Our Position on Brexit and the General Election

Liz Shannon – our Parliamentary and Policy Advisor – shares the latest members update on our Brexit work, including a background briefing.

We have written to the four main political parties setting out our agreed position on Brexit.

So far we have received responses from the Conservative and Labour party. Both replies indicated that our views would be taken into account.

We have now developed a frame and ask to political parties alongside a question for candidates.

We would encourage all members and associates to include this in their communications with parties and candidates – and thank you in advance for doing so.

Frame:  it took ordinary people a very long time to win the equality and human rights protections we now have in British and European law.

Ask:  will your party guarantee protection in the future for our hard won human rights and equality laws?
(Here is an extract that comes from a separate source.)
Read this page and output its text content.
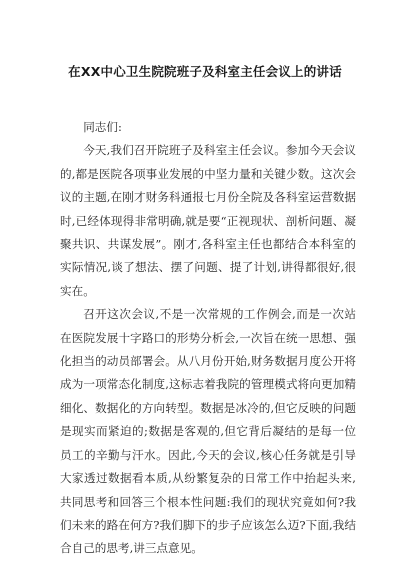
在XX中心卫生院院班子及科室主任会议上的讲话

同志们:

今天,我们召开院班子及科室主任会议。参加今天会议的,都是医院各项事业发展的中坚力量和关键少数。这次会议的主题,在刚才财务科通报七月份全院及各科室运营数据时,已经体现得非常明确,就是要“正视现状、剖析问题、凝聚共识、共谋发展”。刚才,各科室主任也都结合本科室的实际情况,谈了想法、摆了问题、提了计划,讲得都很好,很实在。

召开这次会议,不是一次常规的工作例会,而是一次站在医院发展十字路口的形势分析会,一次旨在统一思想、强化担当的动员部署会。从八月份开始,财务数据月度公开将成为一项常态化制度,这标志着我院的管理模式将向更加精细化、数据化的方向转型。数据是冰冷的,但它反映的问题是现实而紧迫的;数据是客观的,但它背后凝结的是每一位员工的辛勤与汗水。因此,今天的会议,核心任务就是引导大家透过数据看本质,从纷繁复杂的日常工作中抬起头来,共同思考和回答三个根本性问题:我们的现状究竟如何?我们未来的路在何方?我们脚下的步子应该怎么迈?下面,我结合自己的思考,讲三点意见。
Question to candidates:  do you agree that the Great Repeal Bill should not let politicians take away our equality and human rights laws at the stroke of a pen?

Background Briefing

Now that Article 50 has been triggered Britain has two years to leave the European Union.

When parliament returns, the government will be introducing a bill (previously called the Great Repeal Bill) which will ‘convert EU law in to UK law’. However some rights enshrined by the EU Charter of Fundamental Rights will not be transferred.

That is why in the future we want to make sure that there is a constitutional right to equality.

Once EU law has been converted into domestic law, ‘parliament will be able to pass legislation to amend, repeal or improve any piece of EU law it chooses.’

The government has said that this will mainly be done through the use of ‘secondary legislation’ which generally does not require any debate, votes or real scrutiny in parliament.

The government white paper on Brexit and the Great Repeal Bill says:  ‘a balance must be struck between the importance of scrutiny and speed.’ This sounds dangerous and could mean our existing rights and protections are at risk.

There should be no opportunity for parliament to change our existing laws on human rights and equality without proper scrutiny, through primary legislation, which will include debate and votes in both Houses of Parliament.